A new statute is passed-what does it mean? Any man may guess at the purpose of the lawgiver-a learned counsellor may be pretty confident that he has hit upon it, after deliberate consideration-but, after all, so arbitrary are such enactments, so much depends upon nice verbal criticism, and so little upon broad views and a scientific comparison of analogies, that it is hard to say what effect any given argument can have upon a judge's mind. There is no sea-room-not scope enough for bringing to bear upon him the whole artillery of cognate and subsidiary learning. His conclusion is apt to be fortuitous and fanciful. Still his conclusion settles the case. Now is it, or is it not to settle the law? If it is not, the wildest confusion, the most inextricable difficulties, the most interminable litigation is the consequence. The jus vagum et incognitum-the miserable slavery of anxious and agitated minds ensues; all confidence is banished from among men, and the repose and order of society are at an end. Black-acre goes to A.-White-acre to B. under the very same title, and the same circumstances; for no reason in the world, but that it is better to have a virgin code, untainted by judicial contamination, than to sacrifice such beautiful abstractions to the vulgar interests of mankind in the old fashioned way of our forefathers.
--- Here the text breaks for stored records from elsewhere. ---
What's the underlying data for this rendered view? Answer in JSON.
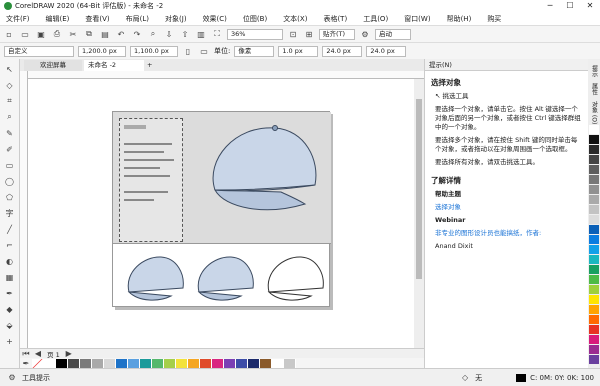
{
  "window": {
    "title": "CorelDRAW 2020 (64-Bit 评估版) - 未命名 -2",
    "minimize": "─",
    "maximize": "☐",
    "close": "✕"
  },
  "menu": [
    "文件(F)",
    "编辑(E)",
    "查看(V)",
    "布局(L)",
    "对象(J)",
    "效果(C)",
    "位图(B)",
    "文本(X)",
    "表格(T)",
    "工具(O)",
    "窗口(W)",
    "帮助(H)",
    "购买"
  ],
  "toolbar1": {
    "zoom": "36%",
    "snap": "贴齐(T)",
    "launch": "启动"
  },
  "toolbar2": {
    "preset": "自定义",
    "width": "1,200.0 px",
    "height": "1,100.0 px",
    "units_label": "单位:",
    "units": "像素",
    "nudge": "1 px",
    "dup_x": "24.0 px",
    "dup_y": "24.0 px",
    "xy_step": "1.0 px"
  },
  "tabs": {
    "home": "欢迎屏幕",
    "doc": "未命名 -2",
    "add": "+"
  },
  "page_nav": {
    "page": "页 1"
  },
  "panel": {
    "header": "提示(N)",
    "section1": "选择对象",
    "tool": "挑选工具",
    "bullets": [
      "要选择一个对象，请单击它。按住 Alt 键选择一个对象后面的另一个对象，或者按住 Ctrl 键选择群组中的一个对象。",
      "要选择多个对象，请在按住 Shift 键的同时单击每个对象，或者拖动以在对象周围画一个选取框。",
      "要选择所有对象，请双击挑选工具。"
    ],
    "section2": "了解详情",
    "help_title": "帮助主题",
    "help_link": "选择对象",
    "webinar_title": "Webinar",
    "webinar_text": "非专业的图形设计员也能搞纸，作者:",
    "webinar_author": "Anand Dixit"
  },
  "side_tabs": [
    "提示",
    "属性",
    "对象 (O)"
  ],
  "status": {
    "tool_hint": "工具提示",
    "fill": "无",
    "color": "C: 0M: 0Y: 0K: 100"
  },
  "colors": {
    "palette": [
      "#ffffff",
      "#000000",
      "#4a4a4a",
      "#7a7a7a",
      "#a9a9a9",
      "#d8d8d8",
      "#1e73c8",
      "#5aa0e0",
      "#1b9a9a",
      "#55b86c",
      "#a5cf4a",
      "#f3e23a",
      "#f5a623",
      "#e04b2b",
      "#d92680",
      "#7b3fb4",
      "#3d4da8",
      "#1c2a6b",
      "#8a5a2b",
      "#ffffff",
      "#c8c8c8"
    ],
    "right_colors": [
      "#ffffff",
      "#111111",
      "#2a2a2a",
      "#444444",
      "#5e5e5e",
      "#777777",
      "#919191",
      "#aaaaaa",
      "#c3c3c3",
      "#dcdcdc",
      "#0a60b8",
      "#0b7de0",
      "#13a0e8",
      "#1ab7bf",
      "#18a060",
      "#4dbb46",
      "#9fd03b",
      "#ffe400",
      "#ffa300",
      "#ff6a00",
      "#e73224",
      "#d81b7a",
      "#9b2c90",
      "#6a3f9e"
    ]
  }
}
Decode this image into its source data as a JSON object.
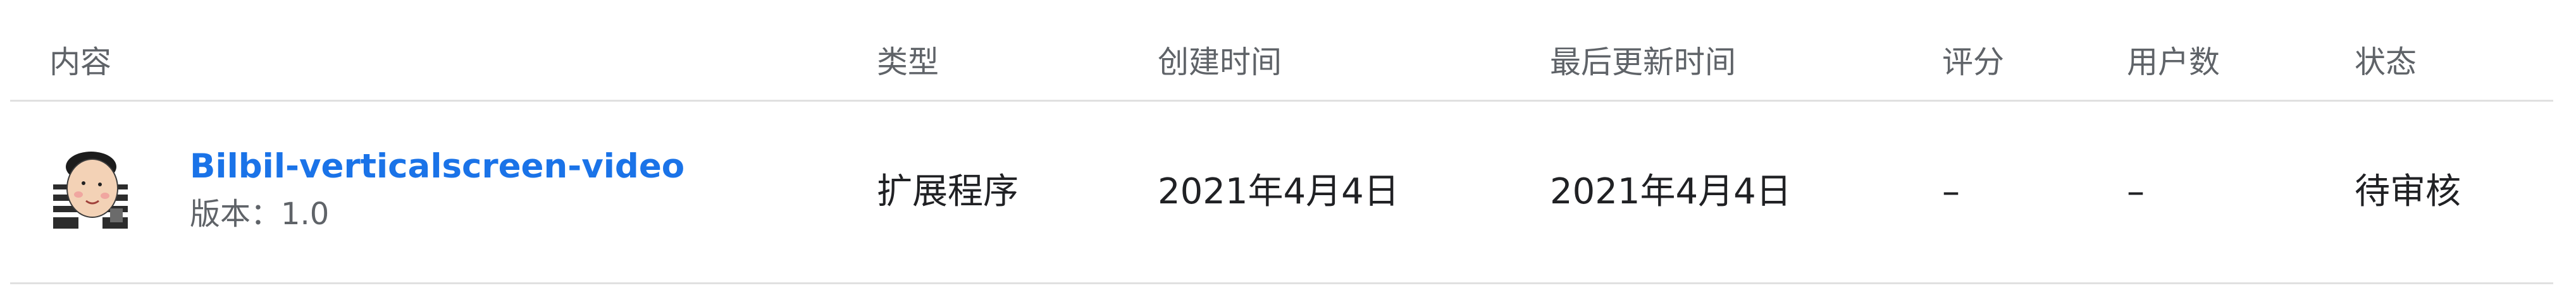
{
  "columns": {
    "content": "内容",
    "type": "类型",
    "created": "创建时间",
    "updated": "最后更新时间",
    "rating": "评分",
    "users": "用户数",
    "status": "状态"
  },
  "row": {
    "icon": "cartoon-avatar-icon",
    "title": "Bilbil-verticalscreen-video",
    "version": "版本：1.0",
    "type": "扩展程序",
    "created": "2021年4月4日",
    "updated": "2021年4月4日",
    "rating": "–",
    "users": "–",
    "status": "待审核"
  },
  "colors": {
    "link": "#1a73e8",
    "header_text": "#5f6368",
    "body_text": "#202124",
    "divider": "#e0e0e0"
  }
}
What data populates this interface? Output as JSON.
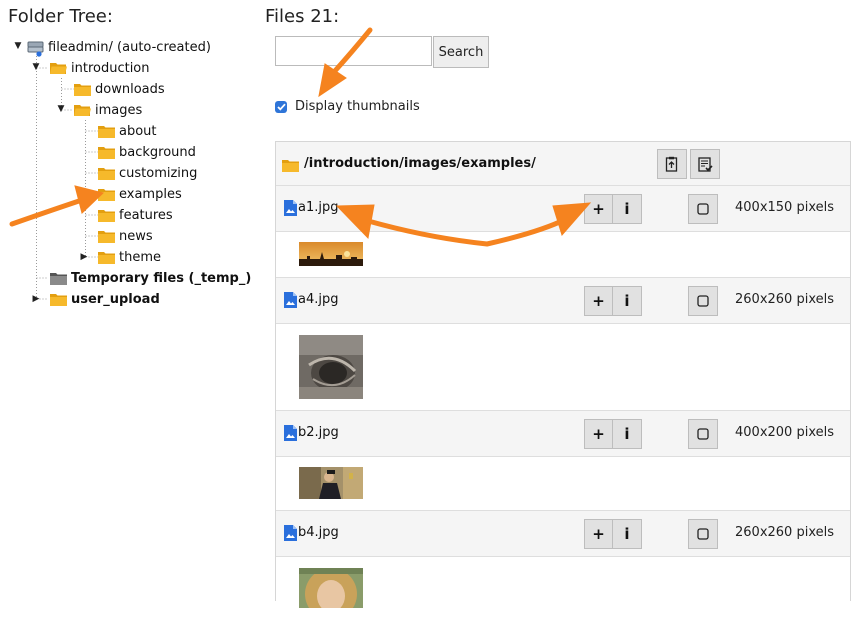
{
  "folder_tree": {
    "heading": "Folder Tree:",
    "root": {
      "label": "fileadmin/ (auto-created)",
      "expanded": true
    },
    "nodes": [
      {
        "label": "introduction",
        "expanded": true
      },
      {
        "label": "downloads"
      },
      {
        "label": "images",
        "expanded": true
      },
      {
        "label": "about"
      },
      {
        "label": "background"
      },
      {
        "label": "customizing"
      },
      {
        "label": "examples"
      },
      {
        "label": "features"
      },
      {
        "label": "news"
      },
      {
        "label": "theme",
        "expanded": false
      },
      {
        "label": "Temporary files (_temp_)"
      },
      {
        "label": "user_upload",
        "expanded": false
      }
    ]
  },
  "files": {
    "heading": "Files 21:",
    "search": {
      "value": "",
      "placeholder": "",
      "button_label": "Search"
    },
    "thumbnails": {
      "label": "Display thumbnails",
      "checked": true
    },
    "path": "/introduction/images/examples/",
    "rows": [
      {
        "name": "a1.jpg",
        "dimensions": "400x150 pixels",
        "add": "+",
        "info": "i"
      },
      {
        "name": "a4.jpg",
        "dimensions": "260x260 pixels",
        "add": "+",
        "info": "i"
      },
      {
        "name": "b2.jpg",
        "dimensions": "400x200 pixels",
        "add": "+",
        "info": "i"
      },
      {
        "name": "b4.jpg",
        "dimensions": "260x260 pixels",
        "add": "+",
        "info": "i"
      }
    ]
  },
  "colors": {
    "folder": "#f6b92b",
    "folder_dark": "#e39f10",
    "file_icon": "#2a6fdc",
    "annotation_arrow": "#f5831f",
    "checkbox": "#2f75d8"
  }
}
But, if the interpretation of the judge is to be, so to express it, embodied in the code-if stare decisis is to be the rule, as it must be, or anarchy and ruin ensue, then what becomes of the boasted benefits of reform? How does it exclude judicial legislation? Ask M. Portalis and his compeers-ask the very men upon whose authority this enormous delusion is attempted to be practised upon the creduility of mankind.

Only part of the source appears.